Después de llegar del paseo, pasamos el resto de la tarde jugando Monopoly con mi mamá. Era uno de mis juegos de mesa preferidos. La mayoría de las veces yo salía vencedora. Tenía una suerte especial con los dados. Si este juego hubiera sido real, sería millonaria.

     La hora de la cena llegó y decidimos pedir pizza: nuestra comida favorita de los sábados. Lo que más nos gustaba es que no tardaba en llegar. Lo curioso era que la entregaba una chica. Y digo «curioso» porque era raro ver a una mujer repartiendo pizzas. Siempre le decía a mi mamá que le diéramos una merecida propina.

     Cada sábado, una de nosotras tenía que buscar una película en el repertorio de Netflix. A nadie le gustaba tener esa responsabilidad, porque era una tarea complicada elegir entre tantas. A la que más le costaba era a mi mamá. Elizabeth, por otra parte, no se tardaba mucho. El día de hoy me tocaba a mí. Tomé el control de la televisión e inicié una búsqueda minuciosa. Me decidí por una de terror: la segunda de El conjuro.

     —¿Creen que dé miedo? —pregunté, acomodándome en mi sofá preferido—. Recuerdo que vimos la primera y no estuvo mal. Pero no consiguió sacarme un susto. Espero que esta sí lo logre.

     —A ti nada te da miedo lo paranormal, Elena —me respondió Elizabeth, encogiéndose de hombros.

     Al tiempo que mirábamos la película, no pude evitar tener la sensación de comer. A veces tenía episodios de lo que llamaban «hambre emocional». Necesitaba comer mucho y, si era algo dulce, mejor. Mi mamá, al darse cuenta de mi problema, decidió ponerse más estricta con lo que comía.

     Pude contener mi hambre y me concentré en la película hasta que llegó a su final. No me quedé con una buena sensación; la primera fue mucho mejor... o probablemente Elizabeth tenía razón: mi miedo hacia las cosas paranormales se había esfumado.

     Ya era hora de irse a la cama. La buena noticia era que Elizabeth se iba a quedar a dormir conmigo. En realidad, lo hacía la mayoría de los sábados, debido a que las películas terminaban tan tarde que no se podía ir a su casa. Todas las ocasiones en las que se quedaba, jugábamos a un juego que nombramos: «Hacernos preguntas comprometedoras». Y la única regla era que estábamos obligadas a responder con sinceridad.

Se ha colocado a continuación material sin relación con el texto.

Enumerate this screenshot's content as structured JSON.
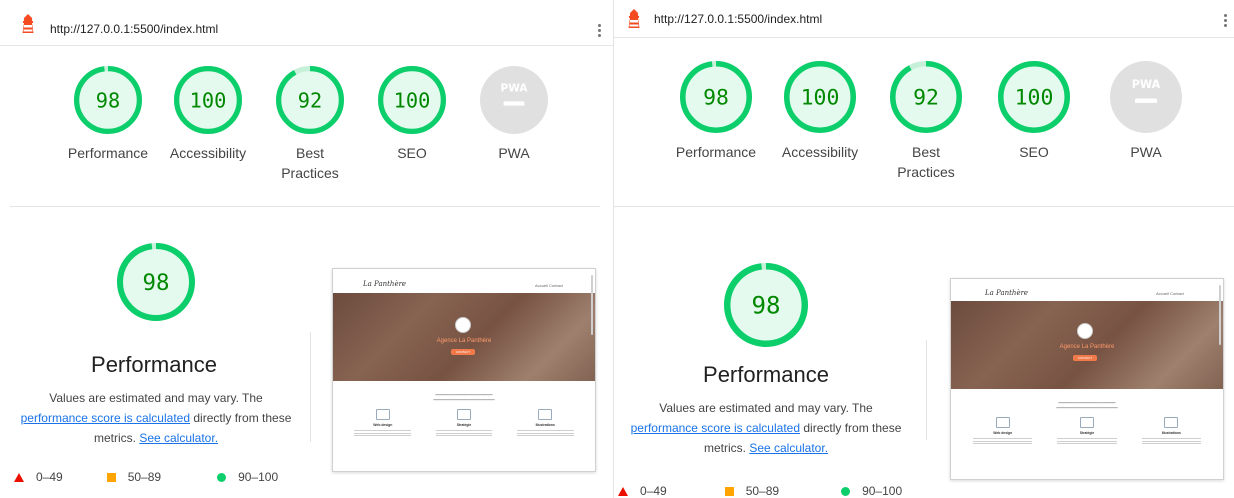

     —Creo que ya sabes lo que toca —me dijo Elizabeth, y se sentó en la cama con las piernas cruzadas.

     —Por supuesto, boba.

     —Yo primero. —Levantó la mano derecha. Se pareció a la chica inteligente del salón cuando el profesor pedía la opinión de alguien.

     —Como gustes, chica sexy de cabello morado.

     —¿Alguna vez te has besado con Edward? —me preguntó, poniendo una mano sobre su boca.

     —Empezaste fuerte —Arqueé una ceja para hacerle saber que su pregunta no me había simpatizado.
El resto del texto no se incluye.